Stitcherads emerges from beta to tackle Facebook commerce
What it does: Facebook marketing
Founders: Declan Kennedy, Conor Ryan, Peter Elgar
The most recent statistics say that two in three Irish adults have a Facebook account with over half using it every day. While publishers have long realised the social network's power in driving traffic and eyeballs, advertisers want a piece of it too. But how can a company make sure that its Facebook marketing strategy is having an impact? And how does it compare to 'traditional' online advertising strategies such as Google Adwords?
This is what Waterford-based Stitcherads, which employs 20 people in Waterford and London, has found a niche in. The company formerly known as Betapond has "pivoted" its business to focus on retail companies looking for effective advertising routes on social media.
"There are a few basic things in ad tech that have changed," said Declan Kennedy, co-founder and chief executive of Stitcherads. "One is identity-based targeting. With social media, you can target very effectively, meaning you can retarget each time.

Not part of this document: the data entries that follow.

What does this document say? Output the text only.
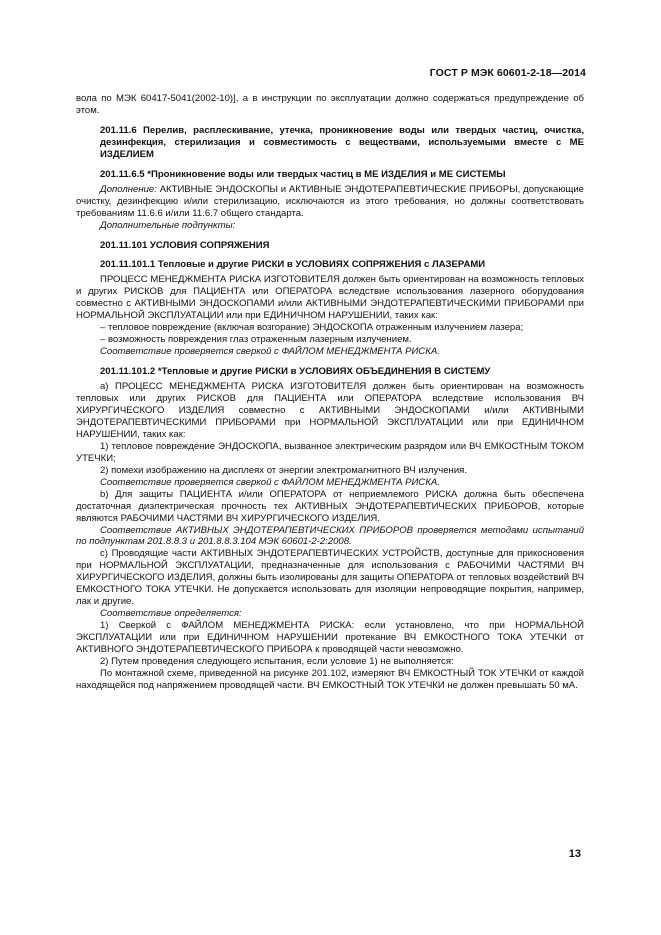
ГОСТ Р МЭК 60601-2-18—2014

вола по МЭК 60417-5041(2002-10)], а в инструкции по эксплуатации должно содержаться предупреждение об этом.

201.11.6 Перелив, расплескивание, утечка, проникновение воды или твердых частиц, очистка, дезинфекция, стерилизация и совместимость с веществами, используемыми вместе с МЕ ИЗДЕЛИЕМ

201.11.6.5 *Проникновение воды или твердых частиц в МЕ ИЗДЕЛИЯ и МЕ СИСТЕМЫ

Дополнение: АКТИВНЫЕ ЭНДОСКОПЫ и АКТИВНЫЕ ЭНДОТЕРАПЕВТИЧЕСКИЕ ПРИБОРЫ, допускающие очистку, дезинфекцию и/или стерилизацию, исключаются из этого требования, но должны соответствовать требованиям 11.6.6 и/или 11.6.7 общего стандарта.

Дополнительные подпункты:

201.11.101 УСЛОВИЯ СОПРЯЖЕНИЯ

201.11.101.1 Тепловые и другие РИСКИ в УСЛОВИЯХ СОПРЯЖЕНИЯ с ЛАЗЕРАМИ

ПРОЦЕСС МЕНЕДЖМЕНТА РИСКА ИЗГОТОВИТЕЛЯ должен быть ориентирован на возможность тепловых и других РИСКОВ для ПАЦИЕНТА или ОПЕРАТОРА вследствие использования лазерного оборудования совместно с АКТИВНЫМИ ЭНДОСКОПАМИ и/или АКТИВНЫМИ ЭНДОТЕРАПЕВТИЧЕСКИМИ ПРИБОРАМИ при НОРМАЛЬНОЙ ЭКСПЛУАТАЦИИ или при ЕДИНИЧНОМ НАРУШЕНИИ, таких как:

– тепловое повреждение (включая возгорание) ЭНДОСКОПА отраженным излучением лазера;

– возможность повреждения глаз отраженным лазерным излучением.

Соответствие проверяется сверкой с ФАЙЛОМ МЕНЕДЖМЕНТА РИСКА.

201.11.101.2 *Тепловые и другие РИСКИ в УСЛОВИЯХ ОБЪЕДИНЕНИЯ В СИСТЕМУ

а) ПРОЦЕСС МЕНЕДЖМЕНТА РИСКА ИЗГОТОВИТЕЛЯ должен быть ориентирован на возможность тепловых или других РИСКОВ для ПАЦИЕНТА или ОПЕРАТОРА вследствие использования ВЧ ХИРУРГИЧЕСКОГО ИЗДЕЛИЯ совместно с АКТИВНЫМИ ЭНДОСКОПАМИ и/или АКТИВНЫМИ ЭНДОТЕРАПЕВТИЧЕСКИМИ ПРИБОРАМИ при НОРМАЛЬНОЙ ЭКСПЛУАТАЦИИ или при ЕДИНИЧНОМ НАРУШЕНИИ, таких как:

1) тепловое повреждение ЭНДОСКОПА, вызванное электрическим разрядом или ВЧ ЕМКОСТНЫМ ТОКОМ УТЕЧКИ;

2) помехи изображению на дисплеях от энергии электромагнитного ВЧ излучения.

Соответствие проверяется сверкой с ФАЙЛОМ МЕНЕДЖМЕНТА РИСКА.

b) Для защиты ПАЦИЕНТА и/или ОПЕРАТОРА от неприемлемого РИСКА должна быть обеспечена достаточная диэлектрическая прочность тех АКТИВНЫХ ЭНДОТЕРАПЕВТИЧЕСКИХ ПРИБОРОВ, которые являются РАБОЧИМИ ЧАСТЯМИ ВЧ ХИРУРГИЧЕСКОГО ИЗДЕЛИЯ.

Соответствие АКТИВНЫХ ЭНДОТЕРАПЕВТИЧЕСКИХ ПРИБОРОВ проверяется методами испытаний по подпунктам 201.8.8.3 и 201.8.8.3.104 МЭК 60601-2-2:2008.

с) Проводящие части АКТИВНЫХ ЭНДОТЕРАПЕВТИЧЕСКИХ УСТРОЙСТВ, доступные для прикосновения при НОРМАЛЬНОЙ ЭКСПЛУАТАЦИИ, предназначенные для использования с РАБОЧИМИ ЧАСТЯМИ ВЧ ХИРУРГИЧЕСКОГО ИЗДЕЛИЯ, должны быть изолированы для защиты ОПЕРАТОРА от тепловых воздействий ВЧ ЕМКОСТНОГО ТОКА УТЕЧКИ. Не допускается использовать для изоляции непроводящие покрытия, например, лак и другие.

Соответствие определяется:

1) Сверкой с ФАЙЛОМ МЕНЕДЖМЕНТА РИСКА: если установлено, что при НОРМАЛЬНОЙ ЭКСПЛУАТАЦИИ или при ЕДИНИЧНОМ НАРУШЕНИИ протекание ВЧ ЕМКОСТНОГО ТОКА УТЕЧКИ от АКТИВНОГО ЭНДОТЕРАПЕВТИЧЕСКОГО ПРИБОРА к проводящей части невозможно.

2) Путем проведения следующего испытания, если условие 1) не выполняется:

По монтажной схеме, приведенной на рисунке 201.102, измеряют ВЧ ЕМКОСТНЫЙ ТОК УТЕЧКИ от каждой находящейся под напряжением проводящей части. ВЧ ЕМКОСТНЫЙ ТОК УТЕЧКИ не должен превышать 50 мА.

13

Mobile is particularly attractive to retailers, too, as the the percentage for UK mobile users of Facebook is so high now."
While social media has "changed the game" for ordinary people's web use, Facebook has been particularly prevalent, he said.
Facebook is where the world has moved to, especially on mobile," said Kennedy. "For retailers trying to expand into new business or territories, it really is one of the most underused ways to reach them. We find that our customers would get the same return from Facebook as from [Google] search campaigns. Basically, we make Facebook act like Search in terms of a return on investment."
Stitcherads started life as Betapond, which was co-founded by Conor Ryan and Peter Elgar and quickly became a Facebook 'partner' for companies seeking to commercialise social media strategies. The company grew quickly, landing customers such as Intel, Unilever, Marks & Spencer and Paddy Power. Last year, it raised €2.2m in a funding round led by Ulster Bank's Diageo Venture Fund, adding to over €1m it had raised previously.